Another important side note – While you are sharing the dangers of binge drinking and describing what alcohol poisoning looks like, it is a great time to talk to them about their responsibilities to their friends.  Encourage them to look out for each other when they set out for the night.  Let them know it is important that they should never leave alone.  Developing a buddy system mentality can go a long way to preventing unfortunate situations and could literally save a life.

Parents Play an Important Role

If you are reading this blog as a parent whose child is headed off to college and find the research daunting, we’d like to share a bit of a silver lining for you.  Parents are important role models for their kids and studies have shown that parents who sit down and have a conversation with their kids about binge drinking make a difference.  Students who choose not to drink often do so because their parents took the time to discuss the use of alcohol as well as its adverse consequence with them.  It would seem that when parents focus more on parenting and less on being perceived as a cool parent, their message sinks in and in the long run, the kid’s risks of having a problem with alcohol is reduced.

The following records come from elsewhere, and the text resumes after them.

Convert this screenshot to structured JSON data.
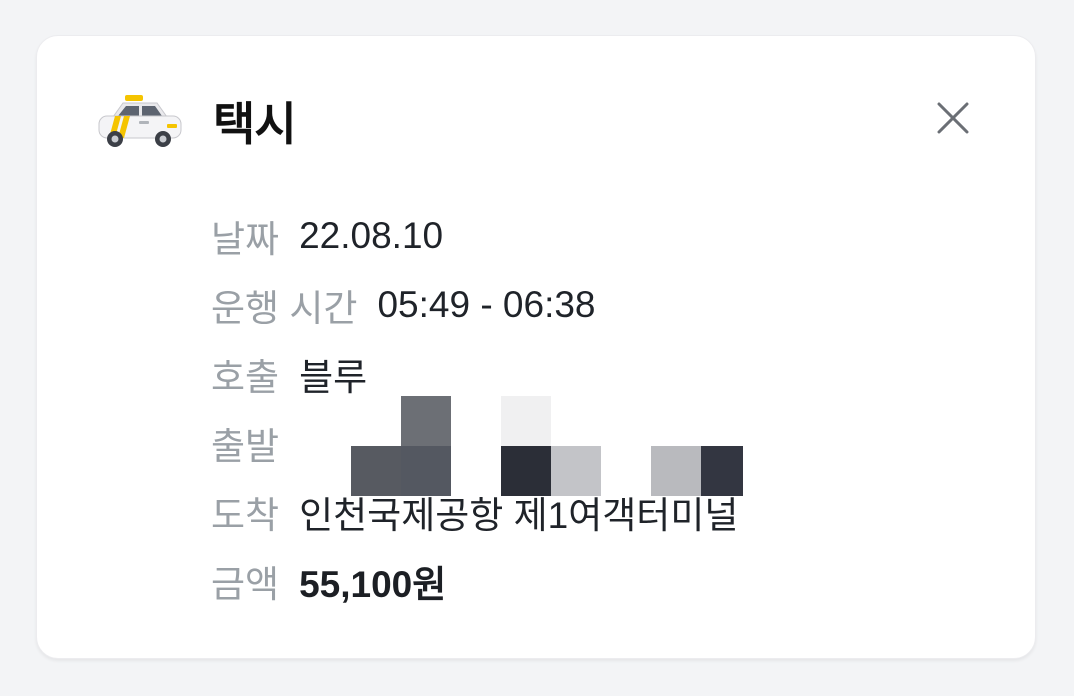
{
  "header": {
    "title": "택시",
    "icon": "taxi-icon",
    "close_icon": "close-icon"
  },
  "rows": [
    {
      "label": "날짜",
      "value": "22.08.10"
    },
    {
      "label": "운행 시간",
      "value": "05:49 - 06:38"
    },
    {
      "label": "호출",
      "value": "블루"
    },
    {
      "label": "출발",
      "value": ""
    },
    {
      "label": "도착",
      "value": "인천국제공항 제1여객터미널"
    },
    {
      "label": "금액",
      "value": "55,100원"
    }
  ],
  "colors": {
    "background": "#f3f4f6",
    "card": "#ffffff",
    "label": "#9aa0a6",
    "value": "#1f2329",
    "taxi_yellow": "#f5c400"
  }
}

The first six weeks your child is away is critical.
That’s when they begin forming habits. Having the discussion before they leave for school is very important!

 How Parents Can Help

  • Address the issue with your kids.  Talk to them about the dangers such as academic failure, violence and injury.
  • Teach them the signs of alcohol overdose and walk them through the actions to take so that if one of their friends appears to be in danger, quick action could literally save someone’s life.
  • Keep the lines of communication open and let them know they can reach out to you for help at any time.
  • Look for changes in behavior and signs of alcohol problems.
  • Find out the steps your child’s school has taken to prevent binge drinking and what they plan to do in the event of an emergency.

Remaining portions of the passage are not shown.